だからといってこんな子供じみた真似、わたくしは戯れの意地悪などしないというのに…色々と考え直さなければならないわね。
それにしてもあの子供ときたらこの屋敷のメイドのささやかな悪意にことごとく逆捩を食わしてしまった…。
このわたくしにあれ程の口を聞ける神経ですもの、別に驚きはしない。けれど植物のようだった古き賢者の影は何処にも見て取れない…。
呆れたこと…。どうしてこうも好戦的なのかしら…。あれではまるで植物は植物でも獣人国の密林に生い茂る乱暴な植物じゃないの。

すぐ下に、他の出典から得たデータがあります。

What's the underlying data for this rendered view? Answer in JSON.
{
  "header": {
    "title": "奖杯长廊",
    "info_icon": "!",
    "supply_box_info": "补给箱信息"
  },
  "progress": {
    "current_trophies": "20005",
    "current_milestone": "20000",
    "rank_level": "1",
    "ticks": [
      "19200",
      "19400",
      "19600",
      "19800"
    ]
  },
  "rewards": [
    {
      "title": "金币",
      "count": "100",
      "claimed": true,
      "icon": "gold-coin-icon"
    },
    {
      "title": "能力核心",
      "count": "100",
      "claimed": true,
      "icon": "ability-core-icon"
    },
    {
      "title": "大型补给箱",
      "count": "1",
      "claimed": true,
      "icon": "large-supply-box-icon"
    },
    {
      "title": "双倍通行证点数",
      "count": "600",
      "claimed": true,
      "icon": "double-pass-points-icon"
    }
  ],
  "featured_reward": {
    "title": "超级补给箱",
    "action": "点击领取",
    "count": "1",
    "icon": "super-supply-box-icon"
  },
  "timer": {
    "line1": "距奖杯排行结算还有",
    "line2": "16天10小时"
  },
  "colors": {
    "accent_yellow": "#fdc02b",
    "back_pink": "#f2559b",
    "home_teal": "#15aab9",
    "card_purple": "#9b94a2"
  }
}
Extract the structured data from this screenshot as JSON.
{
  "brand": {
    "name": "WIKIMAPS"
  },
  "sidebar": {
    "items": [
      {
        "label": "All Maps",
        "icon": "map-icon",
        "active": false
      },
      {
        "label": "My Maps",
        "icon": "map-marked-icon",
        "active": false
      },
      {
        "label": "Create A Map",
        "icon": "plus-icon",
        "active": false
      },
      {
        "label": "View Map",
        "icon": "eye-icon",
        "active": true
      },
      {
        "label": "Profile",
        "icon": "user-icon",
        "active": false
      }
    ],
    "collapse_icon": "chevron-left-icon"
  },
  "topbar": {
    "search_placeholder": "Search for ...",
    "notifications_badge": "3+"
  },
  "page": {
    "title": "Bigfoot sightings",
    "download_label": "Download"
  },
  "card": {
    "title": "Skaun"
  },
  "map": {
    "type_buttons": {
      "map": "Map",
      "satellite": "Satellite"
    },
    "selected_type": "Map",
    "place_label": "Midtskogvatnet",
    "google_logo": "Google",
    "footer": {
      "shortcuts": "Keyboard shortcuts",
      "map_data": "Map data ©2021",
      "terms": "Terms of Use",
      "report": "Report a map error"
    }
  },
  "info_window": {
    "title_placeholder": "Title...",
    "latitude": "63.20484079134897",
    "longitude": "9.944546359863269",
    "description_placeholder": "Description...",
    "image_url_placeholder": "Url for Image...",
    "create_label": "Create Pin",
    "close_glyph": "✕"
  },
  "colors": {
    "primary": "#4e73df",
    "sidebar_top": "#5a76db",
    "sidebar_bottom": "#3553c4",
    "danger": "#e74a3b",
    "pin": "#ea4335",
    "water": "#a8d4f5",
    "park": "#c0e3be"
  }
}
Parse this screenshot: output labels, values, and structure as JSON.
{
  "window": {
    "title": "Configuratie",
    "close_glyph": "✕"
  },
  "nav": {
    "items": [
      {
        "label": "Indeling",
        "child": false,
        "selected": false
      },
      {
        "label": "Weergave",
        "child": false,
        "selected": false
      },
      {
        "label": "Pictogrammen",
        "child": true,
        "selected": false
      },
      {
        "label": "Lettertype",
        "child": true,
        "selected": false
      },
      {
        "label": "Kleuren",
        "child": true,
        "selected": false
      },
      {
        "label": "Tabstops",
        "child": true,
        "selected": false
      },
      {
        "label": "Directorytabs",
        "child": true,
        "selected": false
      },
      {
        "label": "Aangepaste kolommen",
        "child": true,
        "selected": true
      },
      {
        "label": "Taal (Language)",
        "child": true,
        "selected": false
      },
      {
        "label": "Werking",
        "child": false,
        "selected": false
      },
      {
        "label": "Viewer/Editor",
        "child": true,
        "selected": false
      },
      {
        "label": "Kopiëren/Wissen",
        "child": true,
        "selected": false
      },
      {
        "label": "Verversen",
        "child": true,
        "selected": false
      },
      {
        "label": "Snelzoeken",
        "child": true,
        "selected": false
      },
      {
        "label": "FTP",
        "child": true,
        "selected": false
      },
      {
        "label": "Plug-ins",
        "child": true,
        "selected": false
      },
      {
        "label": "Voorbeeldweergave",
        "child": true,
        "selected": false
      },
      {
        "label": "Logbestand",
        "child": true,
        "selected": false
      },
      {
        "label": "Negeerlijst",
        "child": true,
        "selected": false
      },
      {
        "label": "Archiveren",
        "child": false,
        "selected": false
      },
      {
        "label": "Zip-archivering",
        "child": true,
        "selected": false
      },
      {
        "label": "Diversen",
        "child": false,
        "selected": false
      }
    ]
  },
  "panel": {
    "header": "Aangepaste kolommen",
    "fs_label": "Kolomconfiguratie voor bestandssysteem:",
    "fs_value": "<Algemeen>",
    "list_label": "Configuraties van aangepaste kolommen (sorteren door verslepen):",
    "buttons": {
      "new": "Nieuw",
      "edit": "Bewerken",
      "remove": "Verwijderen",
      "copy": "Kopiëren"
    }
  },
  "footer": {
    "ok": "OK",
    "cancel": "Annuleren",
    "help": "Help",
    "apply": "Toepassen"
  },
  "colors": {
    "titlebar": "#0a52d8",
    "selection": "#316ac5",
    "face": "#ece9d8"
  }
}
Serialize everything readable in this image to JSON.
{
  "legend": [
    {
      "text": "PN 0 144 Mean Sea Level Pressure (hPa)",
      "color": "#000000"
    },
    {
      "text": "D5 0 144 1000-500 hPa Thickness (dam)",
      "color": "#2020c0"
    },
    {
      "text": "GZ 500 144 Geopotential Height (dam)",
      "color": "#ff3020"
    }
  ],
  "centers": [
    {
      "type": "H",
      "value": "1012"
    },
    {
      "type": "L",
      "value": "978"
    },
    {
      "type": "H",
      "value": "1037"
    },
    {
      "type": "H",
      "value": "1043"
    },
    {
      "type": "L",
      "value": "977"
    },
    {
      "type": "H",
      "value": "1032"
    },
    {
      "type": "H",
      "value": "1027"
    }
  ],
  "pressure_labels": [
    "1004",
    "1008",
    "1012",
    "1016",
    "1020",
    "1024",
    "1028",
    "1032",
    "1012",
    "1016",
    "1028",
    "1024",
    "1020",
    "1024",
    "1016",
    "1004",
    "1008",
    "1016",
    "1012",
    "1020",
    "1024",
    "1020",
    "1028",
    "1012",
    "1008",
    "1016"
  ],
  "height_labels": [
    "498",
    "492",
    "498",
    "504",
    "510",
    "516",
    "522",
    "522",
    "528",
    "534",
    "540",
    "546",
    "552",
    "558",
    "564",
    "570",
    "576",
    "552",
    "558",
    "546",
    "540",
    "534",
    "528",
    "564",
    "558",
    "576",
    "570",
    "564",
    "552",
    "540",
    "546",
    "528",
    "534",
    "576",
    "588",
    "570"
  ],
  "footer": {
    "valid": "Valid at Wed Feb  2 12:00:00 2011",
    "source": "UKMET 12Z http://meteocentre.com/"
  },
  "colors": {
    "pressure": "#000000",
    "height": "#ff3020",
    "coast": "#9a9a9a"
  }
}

いいわ、どうせそのうち腹を空かせて泣きついてくる。その時こそは…。
「3階のあの部屋で何が出来ると言うの?盗み聞きももうおよしなさい。あれはわたくしに都合の良い独り言など聞かせてはくれない、むしろあなた方が聞いているのを分ったうえで偽の情報を与えてくるかもしれないわね…。そうなったらむしろ混乱する…」
「え…」
「まさか…」
「するのよ。あの子供ならそれくらいやってのける。いいこと、あの子供が勝手に階下に降りられないよう東の階段と中央の階段をしっかり見張っておきなさい。それからこの屋敷を出さない事。それだけで良いわ。その代わりそれだけは何が何でも言いつけを守りなさい。余所者がこの屋敷で勝手をするなど…、あってはならない、分かるわね」
「わかりました奥様」
「それだけは必ず」
これで良い…。知恵の足らないメイドには一つの事をさせておくのが一番だわ。
あの三階の窓は落ちたら決して助からない高さだ。階段さえ押さえてしまえば軟禁は容易い。あの子供がどう足掻こうとどうせどこへも行けはしない。
「ふふふ、無駄に豪壮な屋敷が仇になったようね。」
崩壊への生贄、賢者よ、とても素敵な二つ名ではなくて?
泉か…、やっぱりそうだ。思った通りだ。
王城の裏側にある泉…、それは恐らくWEB小説にも出てきた〝清めの泉”のことだ。
王から命を受けた勇者は旅の無事と大願成就を祈ってそこで禊をしていくんだ。
そうしてその場所で最初の旅の同行者となる賢者と出会う。本来そうやって彼らの旅ははじまるのだが…、プータローは卒業まで学生生活を満喫したうえ、ビルギッタお嬢様から逃げるように学院を後にした。エルフの国に目標を定めて。あのねぇ…。
まぁ良いんだけどね。禊なんて精神論だし。
うん?待てよ?
マァの村の泉…、脈絡なく突っ込まれた王都の泉…、それからなんだっけ、川、そうだ川だ。
重要だと書いてあった、川の地形。
そうだ。あの川は林の方から、そして別荘の近くから、二方向からちょろちょろと流れてきて途中で合流して一本の流れになるのだ。
二つの流れが一本に…
まさか!嘘でしょ⁉ え、そんな…いやいやそれは…無いってそれは…
ヤバイ。灰色の脳細胞がそれが答えだとシグナルを送ってくる。ちょちょ、だって…でも、
まさか両方の泉が繋がってるって言いたいの⁉
………
無理無理無理無理‼
どれだけ距離が離れてると?いや普通に考えて無理だから!
よしんば本当につながってたとしてあの距離泳いだら…溺死体の一丁上がり…。
〝兄さんはお前に嘘をついたことなんか無かっただろ?”
無かったよ!ただの一度も!いつだって兄さんは僕の頼りにする、優しくて楽しい、自慢の兄さんなんだから!
あ”あ”ー!
僕はもう一晩中、頭を抱える事しか出来なかった…
そして翌朝。ようやく扉の向こうに人の気配は無くなった。困りはしないけど…鬱陶しいんだよね。
特に夕べのあの陰険なメイド。
「何が「熱湯につけようとするなんてっ!この悪魔!」だ。その熱湯で顔を洗わせようとした悪魔は自分のくせに!」
まぁでも体を拭くのにちょうど良かった。いただいた物は何であろうと無駄にはしない。これも祖母からの大切な教えの一つだ。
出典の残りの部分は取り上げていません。